What was happening? It seemed history was repeating itself. Nearly 150 years since the bloodshed in Gettysburg, we are still fighting on the front lines of social issue after social issue, classifying votes by race, and displaying hatred toward our fellow citizens.

I’ve often wondered what it would have been like to live during the Civil War or through the peak of the Civil Rights Movement. I’ve wondered if I would have had the courage to aid in the development of the Underground Railroad, or march through the streets of the South in protest against the idea of second-class citizenship. On Election Day, in the months that preceded it, and in the days that have followed, it has become apparent that it is my generation’s turn to step up in the fight against social injustice. Because despite the progress, a term like “Latino problem” is only proof that there is still much to be done. After all, if there is a Latino problem, or a black problem, or a white problem, isn’t it, in the end, really an American problem? It begs the question, what makes an American, American?

When I stepped back and really thought about what I was experiencing on election night, I started thinking about the night of April 4, 1968, just hours after Martin Luther King, Jr. was assassinated.  Having not yet been born, I thought about the coverage of it that I’ve seen. About how Robert Kennedy found himself in front of a crowd of supporters for a presidential campaign rally in Indianapolis. Many there that night were black and hadn’t heard the news of King’s death. As he did with most difficult topics, Kennedy laid it all out there. The crowd gasped and screamed and cried. Kennedy said he understood the anger and hate each of the men and women there that night would probably feel. After all, a white man had also killed his brother.

“What we need in the United States is not division,” Kennedy told the crowd. “What we need in the United States is not hatred. What we need in the United States is not violence and lawlessness, but is love and wisdom and compassion toward one another. A feeling of justice toward those who still suffer within our country.”

I began thinking about how, if he were alive, Kennedy could easily give that same speech to a crowd of Americans today. Yes, progress has been made. Citizens of all colors and genders can vote. They can run for office. But there still exists a division of races, and a party system so flawed that people focus more on defeating the “others,” and less on what our country stands for and on the principles by which it was built.

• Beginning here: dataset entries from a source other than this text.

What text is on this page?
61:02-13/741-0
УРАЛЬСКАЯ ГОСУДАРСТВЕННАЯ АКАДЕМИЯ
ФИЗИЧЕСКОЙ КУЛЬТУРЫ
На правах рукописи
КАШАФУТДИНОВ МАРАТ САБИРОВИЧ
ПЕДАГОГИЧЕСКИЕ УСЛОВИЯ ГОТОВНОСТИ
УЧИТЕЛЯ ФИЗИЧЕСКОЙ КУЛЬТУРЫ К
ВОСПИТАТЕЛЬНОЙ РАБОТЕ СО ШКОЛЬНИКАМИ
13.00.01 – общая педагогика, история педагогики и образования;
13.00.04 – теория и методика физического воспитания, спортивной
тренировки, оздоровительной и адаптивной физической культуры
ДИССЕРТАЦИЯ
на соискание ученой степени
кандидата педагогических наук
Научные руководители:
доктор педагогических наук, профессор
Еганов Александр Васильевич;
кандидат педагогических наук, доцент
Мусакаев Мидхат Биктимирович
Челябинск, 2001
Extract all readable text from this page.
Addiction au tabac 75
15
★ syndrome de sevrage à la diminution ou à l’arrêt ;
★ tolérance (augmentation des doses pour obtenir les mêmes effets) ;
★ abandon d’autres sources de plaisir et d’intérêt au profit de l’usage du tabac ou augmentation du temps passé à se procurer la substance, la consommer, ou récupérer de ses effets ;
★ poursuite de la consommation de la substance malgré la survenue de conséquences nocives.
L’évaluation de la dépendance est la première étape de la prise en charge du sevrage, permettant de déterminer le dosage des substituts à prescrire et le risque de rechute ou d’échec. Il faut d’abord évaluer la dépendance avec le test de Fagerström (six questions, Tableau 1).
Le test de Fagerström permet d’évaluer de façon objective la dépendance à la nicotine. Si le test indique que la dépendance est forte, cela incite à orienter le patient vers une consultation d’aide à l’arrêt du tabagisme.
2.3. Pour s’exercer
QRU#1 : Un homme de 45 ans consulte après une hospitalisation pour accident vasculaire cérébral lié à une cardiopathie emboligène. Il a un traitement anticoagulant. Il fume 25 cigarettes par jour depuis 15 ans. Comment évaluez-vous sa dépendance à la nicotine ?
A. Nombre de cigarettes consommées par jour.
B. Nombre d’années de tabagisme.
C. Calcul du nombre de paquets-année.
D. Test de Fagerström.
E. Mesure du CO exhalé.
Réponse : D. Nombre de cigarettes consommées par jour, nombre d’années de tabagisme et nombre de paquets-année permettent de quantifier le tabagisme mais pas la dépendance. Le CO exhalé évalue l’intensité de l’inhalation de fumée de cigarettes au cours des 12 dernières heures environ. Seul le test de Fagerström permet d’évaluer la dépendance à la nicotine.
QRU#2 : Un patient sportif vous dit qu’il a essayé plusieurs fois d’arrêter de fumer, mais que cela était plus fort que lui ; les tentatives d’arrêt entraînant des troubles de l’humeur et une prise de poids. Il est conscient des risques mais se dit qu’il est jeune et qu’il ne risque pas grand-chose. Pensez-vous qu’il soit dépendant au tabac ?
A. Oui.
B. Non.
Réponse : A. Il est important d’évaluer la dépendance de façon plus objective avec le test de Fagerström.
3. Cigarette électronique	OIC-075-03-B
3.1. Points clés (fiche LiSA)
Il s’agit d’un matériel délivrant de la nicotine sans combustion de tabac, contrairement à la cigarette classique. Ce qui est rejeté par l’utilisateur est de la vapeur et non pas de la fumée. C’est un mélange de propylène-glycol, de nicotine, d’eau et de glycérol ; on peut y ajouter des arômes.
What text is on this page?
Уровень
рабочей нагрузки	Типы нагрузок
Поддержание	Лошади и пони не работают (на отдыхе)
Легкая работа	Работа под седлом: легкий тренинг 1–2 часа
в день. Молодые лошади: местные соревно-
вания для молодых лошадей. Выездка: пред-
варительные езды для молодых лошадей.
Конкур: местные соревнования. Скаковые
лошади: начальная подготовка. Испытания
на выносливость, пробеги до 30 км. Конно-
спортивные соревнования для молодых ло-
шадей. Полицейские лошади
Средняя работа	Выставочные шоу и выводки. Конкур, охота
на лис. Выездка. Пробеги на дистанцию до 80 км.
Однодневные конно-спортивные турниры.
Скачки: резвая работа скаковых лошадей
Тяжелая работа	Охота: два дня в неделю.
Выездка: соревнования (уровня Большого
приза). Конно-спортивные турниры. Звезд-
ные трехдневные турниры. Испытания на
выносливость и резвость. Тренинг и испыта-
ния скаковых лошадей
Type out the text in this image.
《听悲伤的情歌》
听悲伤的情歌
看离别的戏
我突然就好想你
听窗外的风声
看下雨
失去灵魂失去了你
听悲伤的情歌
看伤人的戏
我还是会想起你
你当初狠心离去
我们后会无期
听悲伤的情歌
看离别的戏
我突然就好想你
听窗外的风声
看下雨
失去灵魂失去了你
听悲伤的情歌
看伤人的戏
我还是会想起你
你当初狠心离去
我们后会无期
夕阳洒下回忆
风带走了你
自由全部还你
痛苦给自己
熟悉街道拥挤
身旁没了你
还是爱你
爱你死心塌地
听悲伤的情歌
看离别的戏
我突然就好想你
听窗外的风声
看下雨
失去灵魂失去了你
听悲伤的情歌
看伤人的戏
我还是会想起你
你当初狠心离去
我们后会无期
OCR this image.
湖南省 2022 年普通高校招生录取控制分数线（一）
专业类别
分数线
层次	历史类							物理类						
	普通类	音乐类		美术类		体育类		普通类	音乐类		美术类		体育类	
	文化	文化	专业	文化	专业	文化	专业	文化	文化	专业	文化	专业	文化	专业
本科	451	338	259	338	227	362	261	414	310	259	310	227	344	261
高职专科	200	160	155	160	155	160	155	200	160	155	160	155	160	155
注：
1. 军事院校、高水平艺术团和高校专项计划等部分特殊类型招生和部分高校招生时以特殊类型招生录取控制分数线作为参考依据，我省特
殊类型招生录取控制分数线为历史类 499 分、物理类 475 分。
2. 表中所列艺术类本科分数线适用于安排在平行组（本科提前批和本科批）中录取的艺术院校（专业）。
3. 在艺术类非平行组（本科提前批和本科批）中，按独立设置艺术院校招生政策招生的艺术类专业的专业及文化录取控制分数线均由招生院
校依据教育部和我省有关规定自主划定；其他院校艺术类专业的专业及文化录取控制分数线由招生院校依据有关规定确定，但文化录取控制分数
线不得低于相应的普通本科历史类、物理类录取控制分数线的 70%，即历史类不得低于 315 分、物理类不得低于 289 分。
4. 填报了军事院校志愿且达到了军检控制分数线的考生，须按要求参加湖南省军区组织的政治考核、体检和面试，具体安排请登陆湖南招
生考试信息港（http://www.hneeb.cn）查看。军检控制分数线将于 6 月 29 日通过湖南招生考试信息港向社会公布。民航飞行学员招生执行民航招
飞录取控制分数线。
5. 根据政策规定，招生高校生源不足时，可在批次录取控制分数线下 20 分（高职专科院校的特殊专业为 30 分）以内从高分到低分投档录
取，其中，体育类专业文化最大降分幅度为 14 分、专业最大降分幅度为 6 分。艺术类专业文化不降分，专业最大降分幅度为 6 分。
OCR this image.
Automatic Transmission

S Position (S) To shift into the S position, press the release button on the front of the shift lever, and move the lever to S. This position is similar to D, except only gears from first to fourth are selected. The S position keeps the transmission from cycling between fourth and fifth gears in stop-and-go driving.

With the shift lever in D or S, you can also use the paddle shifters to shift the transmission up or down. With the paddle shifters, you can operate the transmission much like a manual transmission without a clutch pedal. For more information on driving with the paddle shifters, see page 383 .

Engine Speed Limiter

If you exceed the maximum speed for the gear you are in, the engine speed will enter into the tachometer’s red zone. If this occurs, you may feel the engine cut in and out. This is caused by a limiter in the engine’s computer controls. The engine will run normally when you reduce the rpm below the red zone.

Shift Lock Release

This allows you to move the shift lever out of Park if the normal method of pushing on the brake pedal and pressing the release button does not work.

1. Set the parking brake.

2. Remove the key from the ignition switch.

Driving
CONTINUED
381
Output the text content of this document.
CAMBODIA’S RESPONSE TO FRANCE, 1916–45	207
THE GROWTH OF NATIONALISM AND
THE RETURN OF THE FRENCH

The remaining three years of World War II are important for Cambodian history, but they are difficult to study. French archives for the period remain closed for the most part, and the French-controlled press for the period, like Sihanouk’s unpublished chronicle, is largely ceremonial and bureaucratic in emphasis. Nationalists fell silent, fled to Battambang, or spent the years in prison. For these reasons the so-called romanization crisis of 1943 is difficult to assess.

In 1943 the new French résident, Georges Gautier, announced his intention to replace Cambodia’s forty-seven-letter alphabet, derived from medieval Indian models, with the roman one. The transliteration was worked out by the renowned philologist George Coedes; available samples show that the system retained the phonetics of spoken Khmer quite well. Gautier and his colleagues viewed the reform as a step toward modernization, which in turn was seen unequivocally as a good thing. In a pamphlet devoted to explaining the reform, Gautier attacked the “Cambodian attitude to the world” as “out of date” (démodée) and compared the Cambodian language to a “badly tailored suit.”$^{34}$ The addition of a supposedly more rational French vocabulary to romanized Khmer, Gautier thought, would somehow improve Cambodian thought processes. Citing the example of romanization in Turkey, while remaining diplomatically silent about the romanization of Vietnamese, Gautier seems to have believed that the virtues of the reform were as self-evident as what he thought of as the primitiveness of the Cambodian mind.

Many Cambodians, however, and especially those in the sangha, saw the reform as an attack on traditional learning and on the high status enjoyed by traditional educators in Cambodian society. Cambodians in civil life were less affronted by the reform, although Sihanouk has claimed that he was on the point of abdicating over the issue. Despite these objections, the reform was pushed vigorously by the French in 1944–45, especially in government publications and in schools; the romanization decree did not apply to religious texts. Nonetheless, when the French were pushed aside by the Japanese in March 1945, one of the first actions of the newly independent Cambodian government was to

No recent event proves this more than the criticism that stemmed from a Republican New Jersey governor’s willingness to work with, and compliment, a Democratic president’s efforts to address a crisis in his state.

In her 2012 documentary, Ethel, Rory Kennedy said the following of that night in Indianapolis, “In the wake of King’s assassination, riots broke out in more than 100 cities. But in Indianapolis, there was no such violence.”

That night did more than show the humility of a promising leader. It provided a starting point, however small, in an effort to unify a country. The link that Kennedy provided in collaborating with people of all races, all ages, and all income levels, had silenced the hate – a fitting message in equally troubling times.

Jannette Jauregui is a writer and editor for the Pepperdine University School of Law. She is a freelance columnist with The Ventura County Star in California, and serves as an adjunct professor in the Communication Department at California Lutheran University.